Rosenberg also believes that chatbots will help search but will not replace search. He sees the technology as an accelerator to what humans can do, but human supervision is necessary.
“I think there’s room for innovation in how you combine what [a chatbot] says with traditional search results,” he said. “This is the ultimate curation machine that generates much closer to the thing you want than the copy/paste of old, but it still needs human supervision to correct it, fix it, verify it, and make it your own. And so, you have to take it and add human oversight.”
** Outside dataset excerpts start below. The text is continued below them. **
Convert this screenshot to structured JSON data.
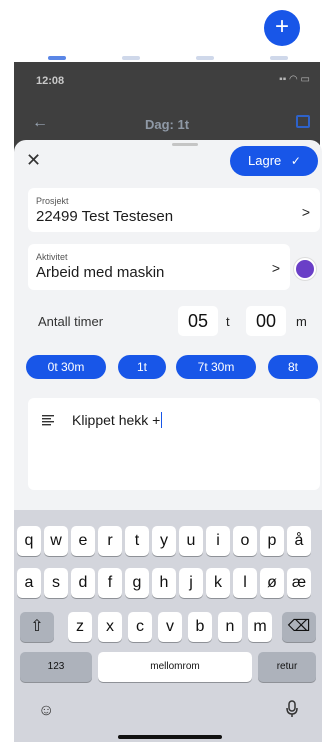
{
  "fab": {
    "label": "+"
  },
  "status": {
    "time": "12:08",
    "icons": "▪▪ ◠ ▭"
  },
  "header": {
    "back": "←",
    "title": "Dag: 1t"
  },
  "sheet": {
    "close": "✕",
    "save_label": "Lagre",
    "save_check": "✓",
    "project": {
      "label": "Prosjekt",
      "value": "22499 Test Testesen",
      "chevron": ">"
    },
    "activity": {
      "label": "Aktivitet",
      "value": "Arbeid med maskin",
      "chevron": ">",
      "color": "#6a3fc7"
    },
    "hours": {
      "label": "Antall timer",
      "hours_value": "05",
      "hours_unit": "t",
      "minutes_value": "00",
      "minutes_unit": "m"
    },
    "chips": [
      "0t 30m",
      "1t",
      "7t 30m",
      "8t"
    ],
    "note": {
      "icon": "notes-icon",
      "text": "Klippet hekk +"
    }
  },
  "keyboard": {
    "row1": [
      "q",
      "w",
      "e",
      "r",
      "t",
      "y",
      "u",
      "i",
      "o",
      "p",
      "å"
    ],
    "row2": [
      "a",
      "s",
      "d",
      "f",
      "g",
      "h",
      "j",
      "k",
      "l",
      "ø",
      "æ"
    ],
    "row3": [
      "z",
      "x",
      "c",
      "v",
      "b",
      "n",
      "m"
    ],
    "shift": "⇧",
    "backspace": "⌫",
    "numbers": "123",
    "space": "mellomrom",
    "return": "retur",
    "emoji": "☺",
    "mic": "🎙"
  },
  "colors": {
    "accent": "#1856e8",
    "sheet_bg": "#f2f3f5",
    "keyboard_bg": "#d3d5dc"
  }
}
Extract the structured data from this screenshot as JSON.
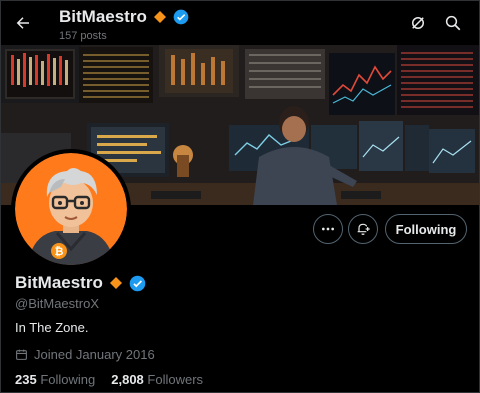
{
  "header": {
    "title": "BitMaestro",
    "posts_count": "157 posts"
  },
  "profile": {
    "display_name": "BitMaestro",
    "handle": "@BitMaestroX",
    "bio": "In The Zone.",
    "joined": "Joined January 2016",
    "following_count": "235",
    "following_label": "Following",
    "followers_count": "2,808",
    "followers_label": "Followers"
  },
  "actions": {
    "follow_state_label": "Following"
  },
  "icons": {
    "back": "arrow-left-icon",
    "grok": "grok-icon",
    "search": "search-icon",
    "more": "more-icon",
    "notify": "bell-plus-icon",
    "calendar": "calendar-icon",
    "verified": "verified-badge-icon",
    "diamond": "diamond-badge-icon"
  },
  "colors": {
    "background": "#000000",
    "text": "#e7e9ea",
    "muted": "#71767b",
    "verified": "#1d9bf0",
    "diamond": "#f7931a",
    "avatar_bg": "#ff7a1a"
  }
}
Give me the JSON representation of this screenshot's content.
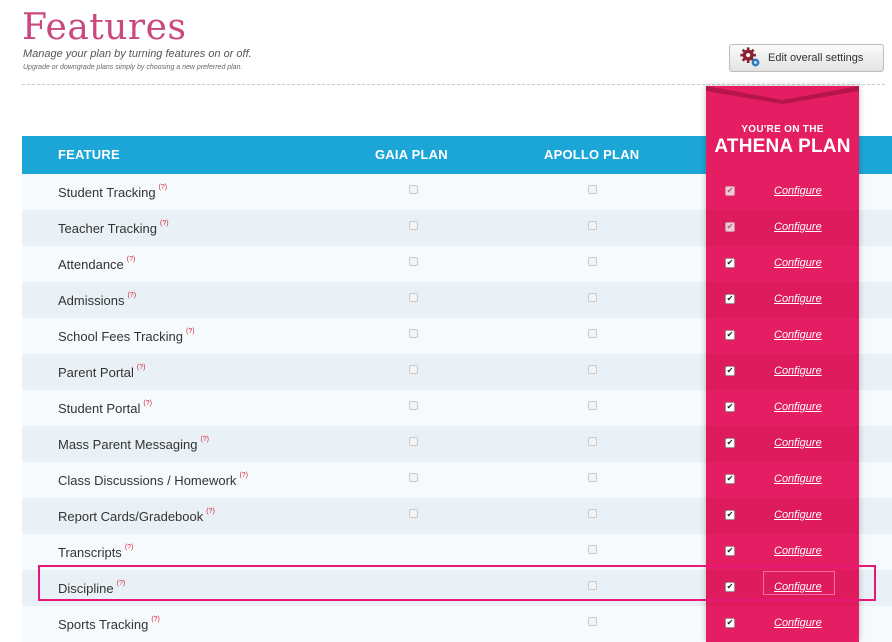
{
  "page": {
    "title": "Features",
    "subtitle": "Manage your plan by turning features on or off.",
    "subnote": "Upgrade or downgrade plans simply by choosing a new preferred plan.",
    "edit_button": "Edit overall settings",
    "edit_icon": "gear-icon"
  },
  "table": {
    "headers": {
      "feature": "FEATURE",
      "gaia": "GAIA PLAN",
      "apollo": "APOLLO PLAN"
    },
    "athena": {
      "prefix": "YOU'RE ON THE",
      "name": "ATHENA PLAN",
      "color": "#e51e63"
    },
    "header_color": "#1ba6d7",
    "help_marker": "(?)",
    "configure_label": "Configure",
    "rows": [
      {
        "feature": "Student Tracking",
        "gaia": false,
        "apollo": false,
        "athena": true,
        "athena_locked": true
      },
      {
        "feature": "Teacher Tracking",
        "gaia": false,
        "apollo": false,
        "athena": true,
        "athena_locked": true
      },
      {
        "feature": "Attendance",
        "gaia": false,
        "apollo": false,
        "athena": true,
        "athena_locked": false
      },
      {
        "feature": "Admissions",
        "gaia": false,
        "apollo": false,
        "athena": true,
        "athena_locked": false
      },
      {
        "feature": "School Fees Tracking",
        "gaia": false,
        "apollo": false,
        "athena": true,
        "athena_locked": false
      },
      {
        "feature": "Parent Portal",
        "gaia": false,
        "apollo": false,
        "athena": true,
        "athena_locked": false
      },
      {
        "feature": "Student Portal",
        "gaia": false,
        "apollo": false,
        "athena": true,
        "athena_locked": false
      },
      {
        "feature": "Mass Parent Messaging",
        "gaia": false,
        "apollo": false,
        "athena": true,
        "athena_locked": false
      },
      {
        "feature": "Class Discussions / Homework",
        "gaia": false,
        "apollo": false,
        "athena": true,
        "athena_locked": false
      },
      {
        "feature": "Report Cards/Gradebook",
        "gaia": false,
        "apollo": false,
        "athena": true,
        "athena_locked": false
      },
      {
        "feature": "Transcripts",
        "gaia": null,
        "apollo": false,
        "athena": true,
        "athena_locked": false
      },
      {
        "feature": "Discipline",
        "gaia": null,
        "apollo": false,
        "athena": true,
        "athena_locked": false,
        "highlighted": true
      },
      {
        "feature": "Sports Tracking",
        "gaia": null,
        "apollo": false,
        "athena": true,
        "athena_locked": false
      }
    ]
  }
}
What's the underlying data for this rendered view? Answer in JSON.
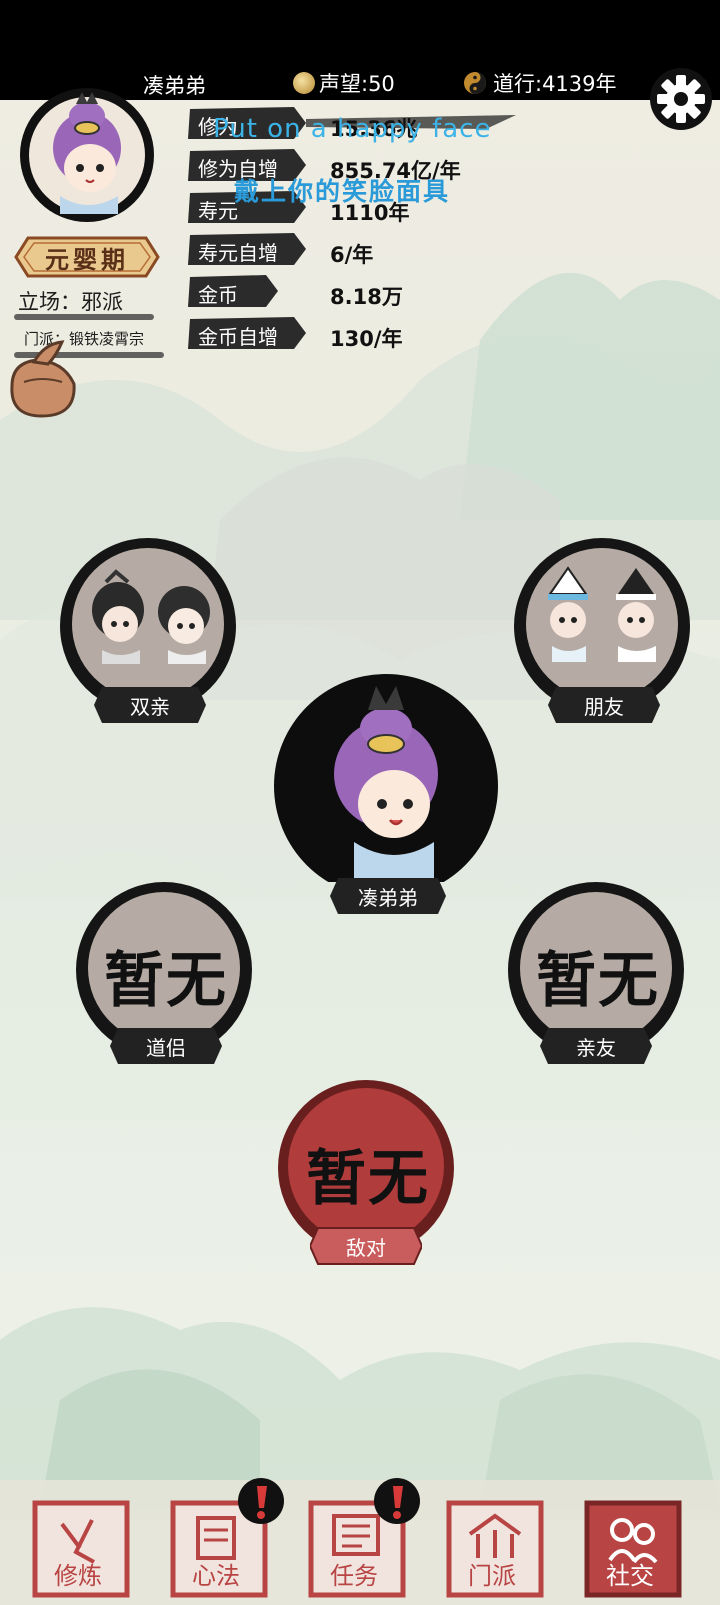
{
  "header": {
    "player_name": "凑弟弟",
    "reputation": "声望:50",
    "daoxing": "道行:4139年"
  },
  "profile": {
    "realm": "元婴期",
    "stance": "立场：邪派",
    "sect": "门派：锻铁凌霄宗"
  },
  "stats": [
    {
      "label": "修为",
      "value": "15.36兆"
    },
    {
      "label": "修为自增",
      "value": "855.74亿/年"
    },
    {
      "label": "寿元",
      "value": "1110年"
    },
    {
      "label": "寿元自增",
      "value": "6/年"
    },
    {
      "label": "金币",
      "value": "8.18万"
    },
    {
      "label": "金币自增",
      "value": "130/年"
    }
  ],
  "overlay": {
    "english": "Put on a happy face",
    "chinese": "戴上你的笑脸面具"
  },
  "relations": {
    "parents": "双亲",
    "friends": "朋友",
    "self": "凑弟弟",
    "partner": "道侣",
    "partner_value": "暂无",
    "kin": "亲友",
    "kin_value": "暂无",
    "enemy": "敌对",
    "enemy_value": "暂无"
  },
  "nav": [
    {
      "label": "修炼"
    },
    {
      "label": "心法"
    },
    {
      "label": "任务"
    },
    {
      "label": "门派"
    },
    {
      "label": "社交"
    }
  ],
  "colors": {
    "stamp_red": "#b84444",
    "enemy_red": "#b03c3c",
    "overlay_blue": "#3bb3e6"
  }
}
At Five9, Rosenberg and his colleagues offer a cloud-based call center platform that enables agents to communicate with customers via phone, email, and chat. For contact centers, one possible use for chatbots would be assisting customer service agents, not just in finding information, but with anything language intensive, such as processing call transcripts for quality assurance: “Basically, in any industry where people are in the business of processing written language and responding with written language, it’s going to be impactful,” he said.
Rosenberg agrees that getting past current hallucination rates must involve curating the training set and achieving better data quality. When asked about the possibility of an endless feedback loop of AI-generated content riddled with inaccuracies, Rosenberg is hopeful that there will be more content with human oversight than not, but the underlying technology of LLMs may continue to be an issue: “I think there’s always going to be some risk, because fundamentally, a large language model is doing the most simple, stupidest thing you could ever imagine. All it’s doing is saying, given the prior X number of words, what is my highest probability for the next word?”
Ratner is also concerned about the possibility of continued data quality issues for chatbots: “Given most large models such as ChatGPT are trained on data from the internet, the AI-generated content creates a vicious circle of increasing degrading data quality leading to less accurate outcomes and slowing down mass adoption.”